In the presence of Anna’s abstinence, Lib’s own relationship to food deteriorates to the point of madness. She is contemptuous of a superstitious family servant who leaves a saucer of milk out for the fairies at night, but her own behavior is not more rational. There are many references throughout The Wonder to Hamlet, but not, surprisingly, to Hamlet’s mysterious boast: “I eat the air, promise-crammed. You cannot feed capons so.”
Donoghue’s most commercially and critically successful novel to date, Room (2010), is narrated by five-year-old Jack, who has never been outside the eleven-foot-square underground room in which he and his mother are held captive by a rapist. The Wonder recalls the claustrophobia of Room and is in some respects a more self-consciously literary repetition of its best-selling predecessor. In both novels the characters distract themselves from the horror of their predicaments with words, affectionately, playfully, and sometimes angrily exchanged. In both novels books are invaluable. Jack and his mother read their small number of books—Dylan the Digger, Pop-up Airport, The Da Vinci Code—over and over again. The books in The Wonder are much more sophisticated, but still limited in number and important for furthering relations between characters in a confined space.
Food is central to both novels. In Room Jack’s mother is still breastfeeding him. When they finally escape, soon after his fifth birthday, a female journalist comments on this. Jack’s mother is scathing: “In this whole story, that’s the shocking detail?” While they are imprisoned, with limited access to food, Jack’s mother has to find ways to construct meals and arrange mealtimes as markers of her own civilized humanity in contrast to her captor’s inhumanity. Adapting to the outside world, in which there is seemingly limitless access to food, and therefore enormous waste, is one of Jack’s first challenges after their escape. In The Wonder, Lib fights to retain her enjoyment of food, as a source of nourishment and means of dividing the day into regular sections, despite the proximity of Anna’s anorexia and the wider situation of Ireland’s troubled relationship with hunger.

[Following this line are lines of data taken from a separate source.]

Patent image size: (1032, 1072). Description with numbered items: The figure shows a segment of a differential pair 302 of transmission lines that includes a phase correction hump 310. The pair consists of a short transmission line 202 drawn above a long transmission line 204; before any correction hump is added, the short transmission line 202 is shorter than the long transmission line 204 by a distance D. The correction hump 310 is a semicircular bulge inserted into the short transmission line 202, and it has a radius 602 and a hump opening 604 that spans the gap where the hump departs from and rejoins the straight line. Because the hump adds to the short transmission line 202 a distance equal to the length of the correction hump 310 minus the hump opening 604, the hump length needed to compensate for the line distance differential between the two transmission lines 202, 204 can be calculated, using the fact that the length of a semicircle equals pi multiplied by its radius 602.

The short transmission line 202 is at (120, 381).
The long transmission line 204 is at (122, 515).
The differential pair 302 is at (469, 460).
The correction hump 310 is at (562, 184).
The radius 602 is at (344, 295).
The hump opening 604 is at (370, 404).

Room was inspired by the Josef Fritzel kidnapping case in Austria, in which a father held his daughter hostage for twenty-four years, repeatedly raped her, and fathered seven children, but as Donoghue commented when the book was shortlisted for the Man Booker Prize:
To say Room is based on the Fritzl case is too strong. I’d say it was triggered by it. The newspaper reports of Felix Fritzl, aged five, emerging into a world he didn’t know about, put the idea into my head. That notion of the wide-eyed child emerging into the world like a Martian coming to Earth: it seized me.
Similarly, in The Wonder, Donoghue is captivated by fasting girls and brings to the subject her academic rigor and powerful imagination. Both novels are extreme thought experiments, probing the pared-down resources of human character. Both are ultimately redemption narratives offering an escape from the tomb-like confined settings in which Donoghue’s fiction thrives, and we are not surprised when Anna can no longer go on with her fast. The end of Room is: “I look back one more time. It’s like a crater, a hole where something happened. Then we go out the door.” The Wonder ends similarly with a forward-looking question: “Shall we begin?”